Su pesadilla pervive en lo que pensaba cuando entraba en la sala donde se reunía como un rebaño la grey de dirigentes populares vascos, miraba a los asistentes y sentía: “¿Quién de estos será el próximo muerto? ¿Acaso seré yo mismo?”.
Aquello pasó y hoy quiero recordar la figura de tipos como Iturgaiz para mantener a mi manera la memoria viva. Este ha sido uno de los dos borrones de los actos en memoria de Miguel Ángel Blanco. El segundo: que ha habido demasiado partidismo, cuando la figura de Blanco pasó de ser el modesto concejal del PP en Ermua a símbolo de la libertad de todos los españoles frente al terror de ETA.
Cicerón habló de las fatales consecuencias para los pueblos de la desmemoria. Pero, también, del silencio cómplice: “Se falta a la verdad tanto con el silencio como con la mentira”. Por esto, hoy, hablo de un personaje que increíblemente sobrevivió al plomo de ETA, Carlos Iturgaiz, el silenciado, del que ya ni los suyos quieren acordarse.
¿La merecida muerte de Blesa?
Sí. Miguel Blesa no pasará a la Historia como uno de los suicidas más notables. Aunque sí podría estar si se hiciera una buena investigación y comprobáramos que su desdichada e inmoral gestión al frente de Caja Madrid condujo a la muerte a muchos pobres ahorradores engañados.
Hizo méritos para descansar en paz quien tanto dolor provocó en el segundo corazón de miles de españoles: el corazón del bolsillo.

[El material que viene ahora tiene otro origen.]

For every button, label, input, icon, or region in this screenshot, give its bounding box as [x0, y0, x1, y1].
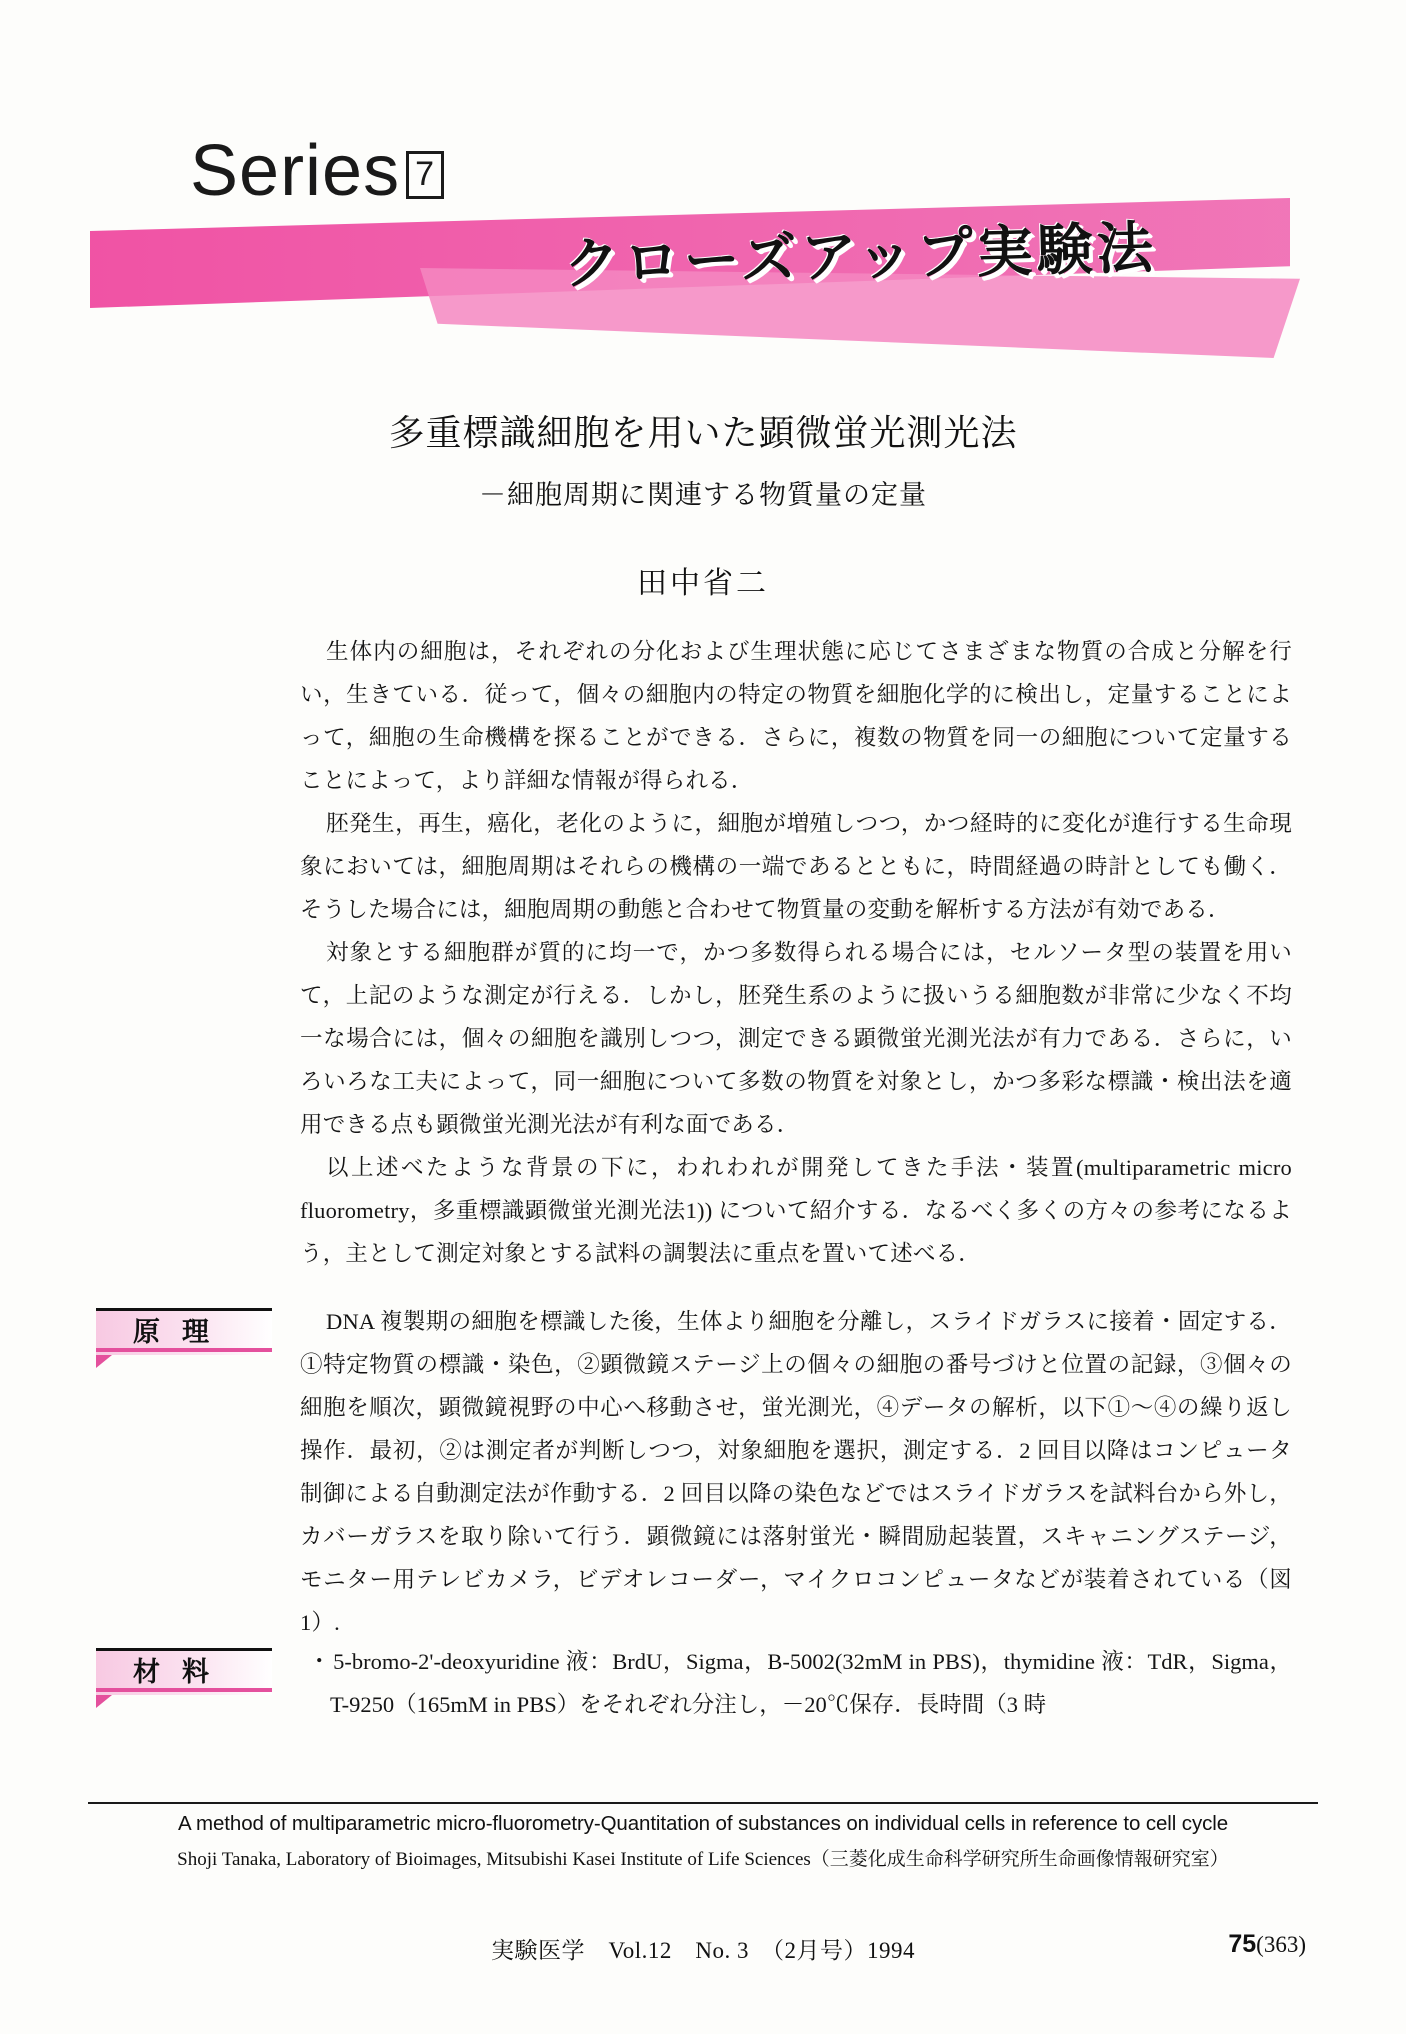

Su muerte ha sido menos poética que la de Virginia Wolf o la de Alfonsina Storni. Ni se colmó los bolsillos de piedras para ahogarse –a los sumo, de dinero-, como la inglesa, ni se arrojó desde un precipicio en busca de nuevos poemas, como la argentina. Blesa se llenó el corazón de plomo de un disparo y se precipitó desde el capó del coche hasta caer muerto en una finca de caza.
Al conocer la muerte de Blesa, mi pensamiento circular, más que rectilíneo, me condujo a recordar dos datos sobre el personaje. El primero lo cuenta Aznar en sus Memorias, cuando se jugó a cara o cruz un piso en Logroño con Blesa, al coincidir allí como inspectores de Hacienda. El expresidente lo narra así: “Todo era fácil, era sencillo. Nos pusimos a buscar casa y muy pronto encontramos dos pisos en el mismo edificio en el centro de la ciudad. Uno tenía mejores vistas que el otro. Como Miguel Blesa y su mujer, María José Portela, también estaban buscando piso, decidimos tirar una moneda al aire para ver quién se quedaba con el mejor. Tuvimos más suerte nosotros”. A algunos la buena y la mala suerte nunca les abandona.
El segundo dato de Blesa es más íntimo y personal. Algunos cofrades penitentes de la espalda entendimos como nadie a Miguel Blesa cuando se quejó de que el coche de 500.000 euros que Caja Madrid compró para su presidente no era nada confortable. Blesa se sometió a una artrodesis lumbar, con la fijación de varias vértebras y la utilización de, al menos, seis tornillos dispuestos sobre dos anclajes laterales. El doctor Fernando Álvarez Sala le operó en el Ruber Internacional, el hospital preferido de Aznar.
Los clavos fue lo único que quedó de Blesa tras su cremación en Córdoba. En términos de capital, muy poca cosa para todo lo que hizo, tuvo y dejó a deber.